Currently, manufacturers are designing better-looking shingled solar panels. As in the figure below, some companies have achieved a unique all-black look to their panels by hiding the visible circuitry under the overlapped cells, giving a sleeker line to your house.

All-Black Shingled Panel Roof

More Reliable

As a fact of the matter, PV module reliability tests show that shingled solar panels offer a more robust technology in comparison with conventional modules in terms of shading, mechanical resistance, suitable connections, low currents, etc.

Therefore, this makes them a valuable product in the market to be considered which continues to increase its reliability even more as time passes.

Are shingled solar panels right for you?

As we have seen, shingled solar cells are currently innovating a wide range of advanced features in terms of solar energy optimization. Major developments of this technology have taken place in the residential sector so far, while it might take more time to achieve a relevant presence in the commercial and industrial market.

Nevertheless, solar shingled panels are a quite promising technology as more manufacturers and retailers are diving into them, which is resulting in a greater supply and decreasing prices. Therefore, they are progressively becoming more accessible for all types of consumers.

Additionally, if you are someone who likes to have the latest cutting-edge technology then you would need to compare solar shingles and shingled solar panels. In this aspect, shingled solar panels have a few significant pros that can make them considerably better to choose from.

Less Expensive

Since solar shingles are a structural part of your house roof, manufacturing and installing them is not a simple task that has to be thoroughly analyzed to match your energy requirements, thus, it’s costly.

On the other hand, the simple manufacturing process of shingled solar panels makes them much less expensive than solar shingles. The smaller current in the cells also offers opportunities to reduce the cell manufacturing costs by a reduction in the usage of silver.

Easier Maintenance

Shingled panels require very little to no maintenance to function. The only thing they need is a periodic cleaning to make sure dirt, leaves, and other debris aren't obstructing the sunlight. The only time you may need more extensive maintenance is during periods of extreme weather conditions like heavy snowfall.

Solar shingles have more difficult maintenance.
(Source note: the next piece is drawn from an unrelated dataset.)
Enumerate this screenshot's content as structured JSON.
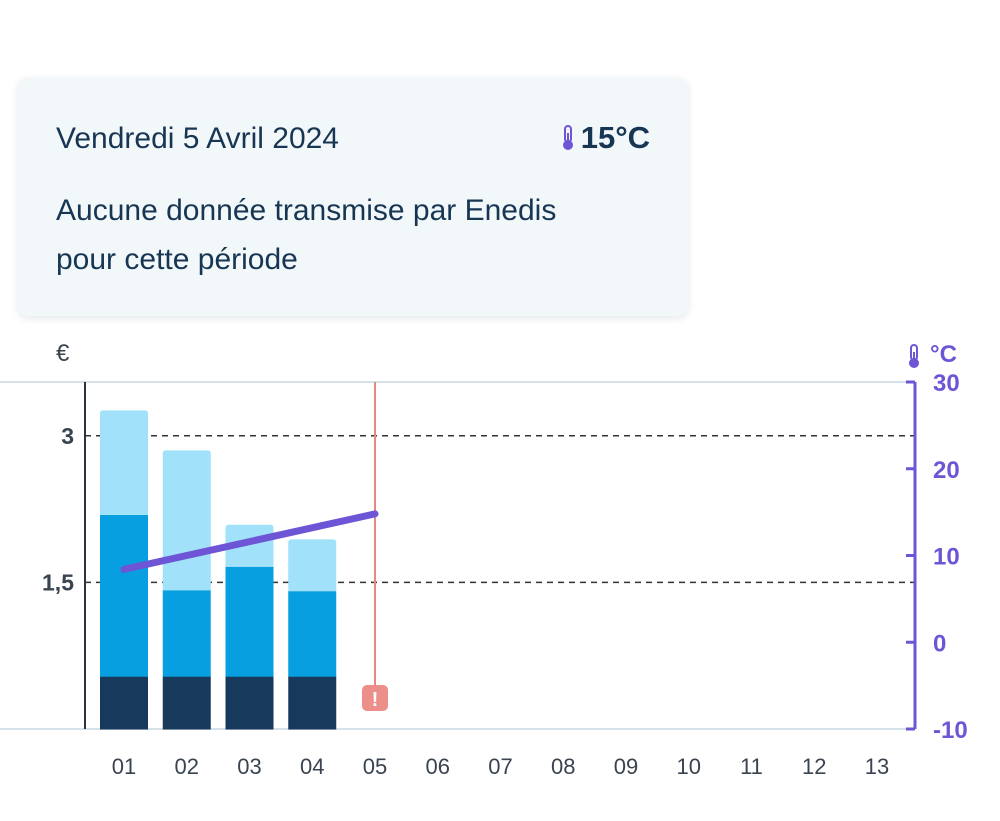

Since they are integrated into the building, if one shingle cell gets damaged, it will result in a much bigger issue to replace it.

Is it for you?🤔

Long story short, solar shingled panels are a great option to consider, mainly in the residential market, so it is applicable to any homeowner who wants to have solar on the roof just as with traditional modules.

Considering all the benefits of using them, such as enhanced power production, highly efficient energy conversion, great reliability, and improved aesthetics, this makes them valuable products that can improve your carbon footprint and lead to energy savings.

Finally, as the technology develops, prices in the market are expected to decrease thanks to the economics of scale as more and more brands start manufacturing this type of module, meaning we can expect to see this technology covering a bigger market share.